Take Back Tesla urges shareholders to reject Musk $1 trillion pay plan

Elon Musk is interviewed on CNBC from Tesla Headquarters in Texas.
CNBC
one day before Tesla’s A coalition of unions and corporate watchdogs wants investors to focus their attention on governance issues, according to the quarterly earnings report.
On Tuesday, a group including the American Federation of Teachers and Public Citizens launched a campaign. Take Back Tesla websitea campaign urging shareholders to vote against a new pay package for CEO Elon Musk that would give him nearly $1 trillion worth of shares and expand his control over the company.
Tesla’s board made its pay proposal public in September, saying the largest-ever CEO pay plan was appropriate and necessary to keep Musk in for a decade. The plan will be put to a vote by shareholders at the company’s annual meeting next month.
On the Take Back Tesla website, the group calls the oversized package “ugly”; This is partly because Musk’s “political activities have damaged Tesla’s brand and alienated him from leadership at Tesla.” The site says the plan does not require Musk to focus more on the automaker than his political interests or other business endeavors.
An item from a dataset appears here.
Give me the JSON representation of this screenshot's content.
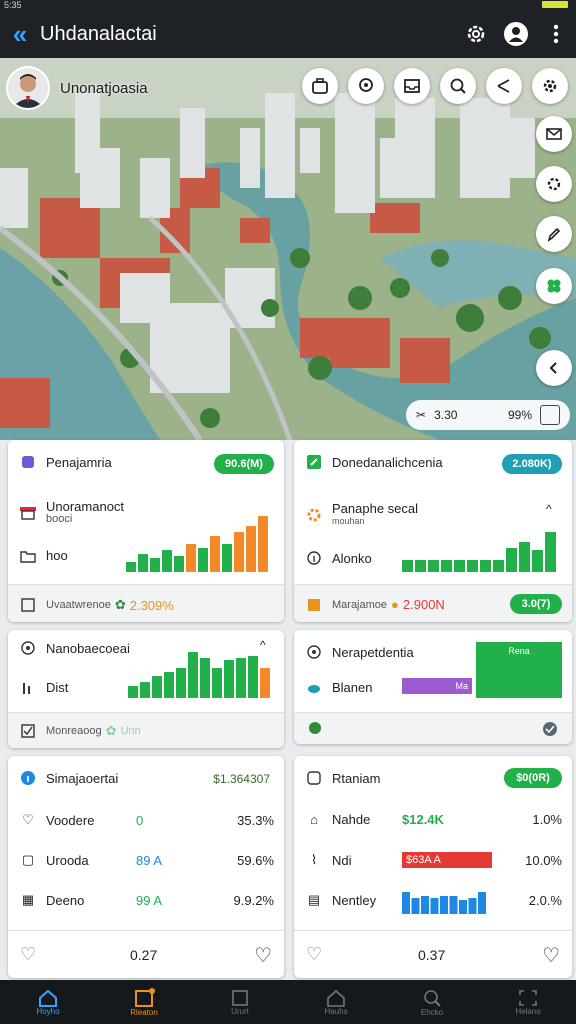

The site also encourages the general population to petition state treasurers and other fiscal officials who oversee funds on behalf of workers and retirees to reject the plan. The coalition plans to share materials online teaching investors how to vote for their shares or influence fund managers who vote on their behalf.
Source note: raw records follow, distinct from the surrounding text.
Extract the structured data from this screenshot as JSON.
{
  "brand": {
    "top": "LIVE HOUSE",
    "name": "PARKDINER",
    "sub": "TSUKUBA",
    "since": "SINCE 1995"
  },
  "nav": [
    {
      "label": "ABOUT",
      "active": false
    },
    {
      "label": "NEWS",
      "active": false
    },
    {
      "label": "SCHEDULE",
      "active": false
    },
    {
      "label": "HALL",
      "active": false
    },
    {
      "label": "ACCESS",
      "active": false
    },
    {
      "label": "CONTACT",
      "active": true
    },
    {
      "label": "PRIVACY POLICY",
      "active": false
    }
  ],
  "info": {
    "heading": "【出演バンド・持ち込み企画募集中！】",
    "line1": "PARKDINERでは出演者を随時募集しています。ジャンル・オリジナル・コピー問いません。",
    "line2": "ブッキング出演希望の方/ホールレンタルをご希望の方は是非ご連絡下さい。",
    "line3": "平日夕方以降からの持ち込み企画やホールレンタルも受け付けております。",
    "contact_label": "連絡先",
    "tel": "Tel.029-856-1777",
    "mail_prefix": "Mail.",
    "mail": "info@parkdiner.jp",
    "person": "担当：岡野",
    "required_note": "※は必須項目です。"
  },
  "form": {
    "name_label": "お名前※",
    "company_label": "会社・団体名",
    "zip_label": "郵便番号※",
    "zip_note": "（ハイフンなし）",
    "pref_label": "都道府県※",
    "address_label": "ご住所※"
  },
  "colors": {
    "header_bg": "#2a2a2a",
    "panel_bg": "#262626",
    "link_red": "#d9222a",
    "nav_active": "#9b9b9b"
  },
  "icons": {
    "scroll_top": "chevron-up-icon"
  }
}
“Public pension funds are significant shareholders of Tesla, and the assets of asset managers investing in these funds are even larger,” the site says. “This is our money, and we need to tell the people who invested for us that we want them to vote to hold Musk and the Tesla Board members accountable.”
Other groups in the coalition include Americans for Financial Reform, Communications Workers of America, corporate watchdog group Ekō, Public Action, and Stop the Money Pipeline.
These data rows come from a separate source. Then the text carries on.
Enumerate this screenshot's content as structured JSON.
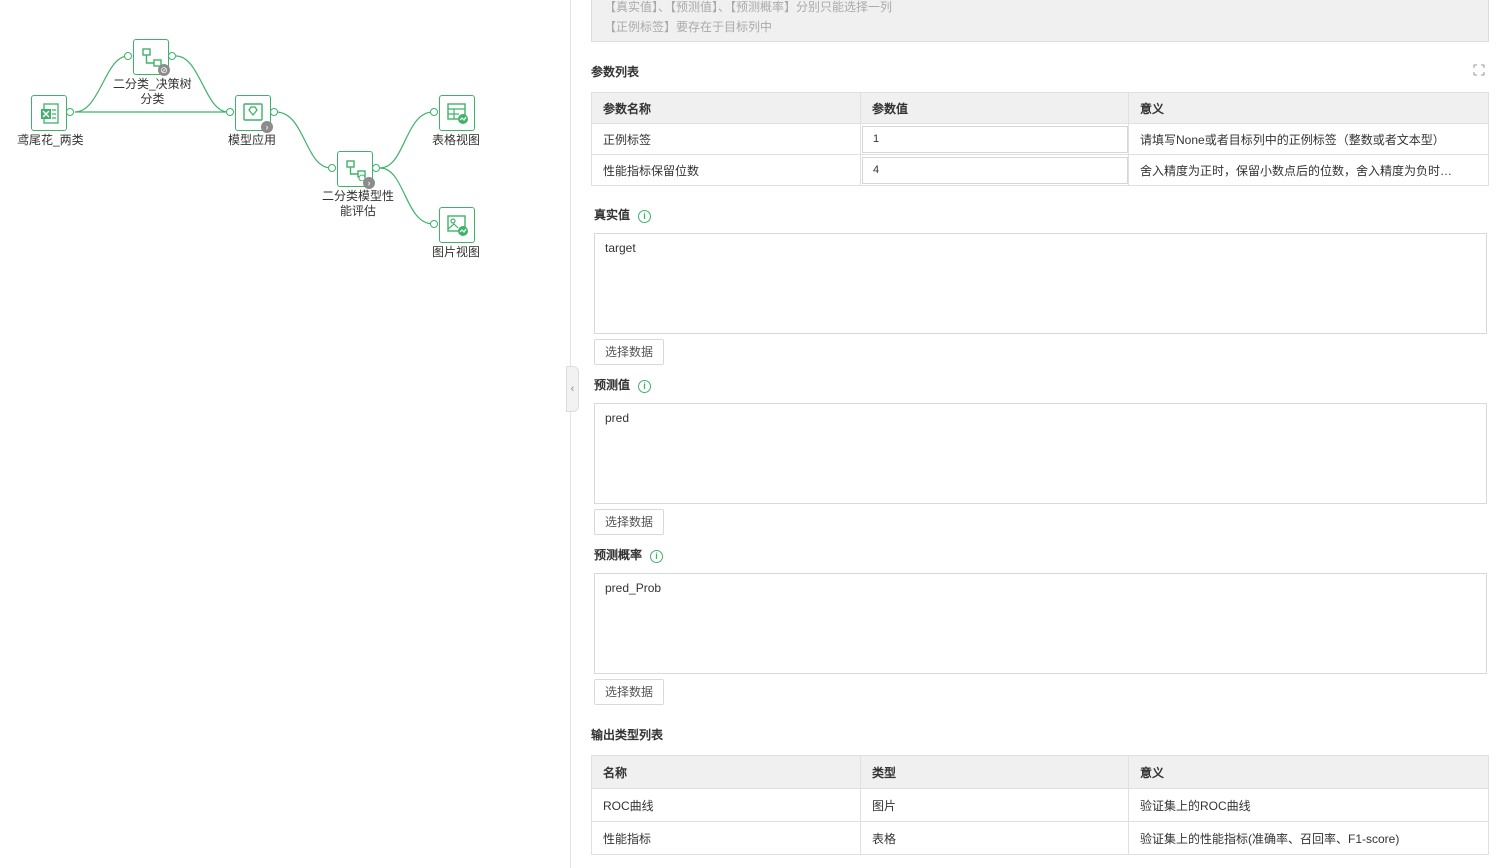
{
  "canvas": {
    "nodes": {
      "iris": "鸢尾花_两类",
      "dtree_line1": "二分类_决策树",
      "dtree_line2": "分类",
      "apply": "模型应用",
      "eval_line1": "二分类模型性",
      "eval_line2": "能评估",
      "table_view": "表格视图",
      "image_view": "图片视图"
    },
    "icons": {
      "iris": "excel-icon",
      "dtree": "tree-icon",
      "apply": "model-icon",
      "eval": "tree-eval-icon",
      "table_view": "table-chart-icon",
      "image_view": "image-chart-icon"
    },
    "accent_color": "#3fb26a"
  },
  "panel": {
    "notice": {
      "line1": "【真实值】、【预测值】、【预测概率】分别只能选择一列",
      "line2": "【正例标签】要存在于目标列中"
    },
    "params": {
      "title": "参数列表",
      "headers": [
        "参数名称",
        "参数值",
        "意义"
      ],
      "rows": [
        {
          "name": "正例标签",
          "value": "1",
          "meaning": "请填写None或者目标列中的正例标签（整数或者文本型）"
        },
        {
          "name": "性能指标保留位数",
          "value": "4",
          "meaning": "舍入精度为正时，保留小数点后的位数，舍入精度为负时…"
        }
      ]
    },
    "true_value": {
      "title": "真实值",
      "value": "target",
      "button": "选择数据"
    },
    "pred_value": {
      "title": "预测值",
      "value": "pred",
      "button": "选择数据"
    },
    "pred_prob": {
      "title": "预测概率",
      "value": "pred_Prob",
      "button": "选择数据"
    },
    "outputs": {
      "title": "输出类型列表",
      "headers": [
        "名称",
        "类型",
        "意义"
      ],
      "rows": [
        {
          "name": "ROC曲线",
          "type": "图片",
          "meaning": "验证集上的ROC曲线"
        },
        {
          "name": "性能指标",
          "type": "表格",
          "meaning": "验证集上的性能指标(准确率、召回率、F1-score)"
        }
      ]
    }
  }
}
Tesla did not immediately respond to a request for comment.
Leading proxy firms ISS and Glass Lewis recommended disallowing Musk’s $1 trillion pay plan, which was announced amid a tense fight over his previous 2018 pay package, which had about $56 billion in stock when handed over.
Following these companies’ suggestions, Tesla wrote: to mail “ISS and Glass Lewis have repeatedly recommended against Tesla’s proposals since the introduction of the 2018 CEO Performance Award.” The company added that selling shareholders “will have missed out on our market capitalization, which increased 20-fold from March 2018 to August 2025.”
The Delaware Court of Chancery ruled early last year that the 2018 plan was improperly adopted by Tesla; The judge found that the company hid key details from shareholders and that Musk controlled board members rather than negotiate with them for a fair deal.
Musk appealed the issue to the Delaware State Supreme Court and is pushing to have the 2018 CEO pay package reinstated.
In January 2024, when this plan was canceled, Musk wrote “I’m uncomfortable growing Tesla to be a leader in AI and robotics without having ~25% voting control,” wrote X on his social network. The new plan will increase its shares by 12% over the next decade.
Musk founded the artificial intelligence initiative xAI in March 2023, taking some former Tesla employees with him, and was developing Grok, which could rival OpenAI’s ChatGPT.
As of May 2025, Musk said he is committed to running Tesla for at least another five years.
New York City Comptroller Brad Lander, who oversees a $300 billion pension fund, said he “strongly opposes this compensation package” and that other public trustees should do the same.
“We held Tesla stock most of the time, it was a solid investment, it grew over time, and so we didn’t choose to divest it,” Lander, who also serves as the city’s finance and liability chief, said in an interview. Lander said he preferred to “stick with it and engage in shareholder engagement to address our concerns.”
Lander manages funds that own Tesla worth about $1.1 billion, according to assets reported in August.
He said he viewed Tesla’s board as “sufficiently independent” and that Musk was allowed to be “CEO in absence.” Lander said that the company could not achieve its goal in robotaxi and autonomous driving technology.
The stock has rebounded recently after a brutal start to the year, but is still underperforming its tech peers, the S&P 500 and Nasdaq in 2025.
Lander said Musk “has been an inconsistent CEO at best” and “his pay package resembles a ransom attempt with erratic stock performance and destruction of consumer confidence.”
Tesla is scheduled to report third-quarter results after the close of regular trading on Wednesday. Analysts expect revenue to rise 4.7% year-over-year to $26.37 billion, according to LSEG, following two consecutive year-over-year declines.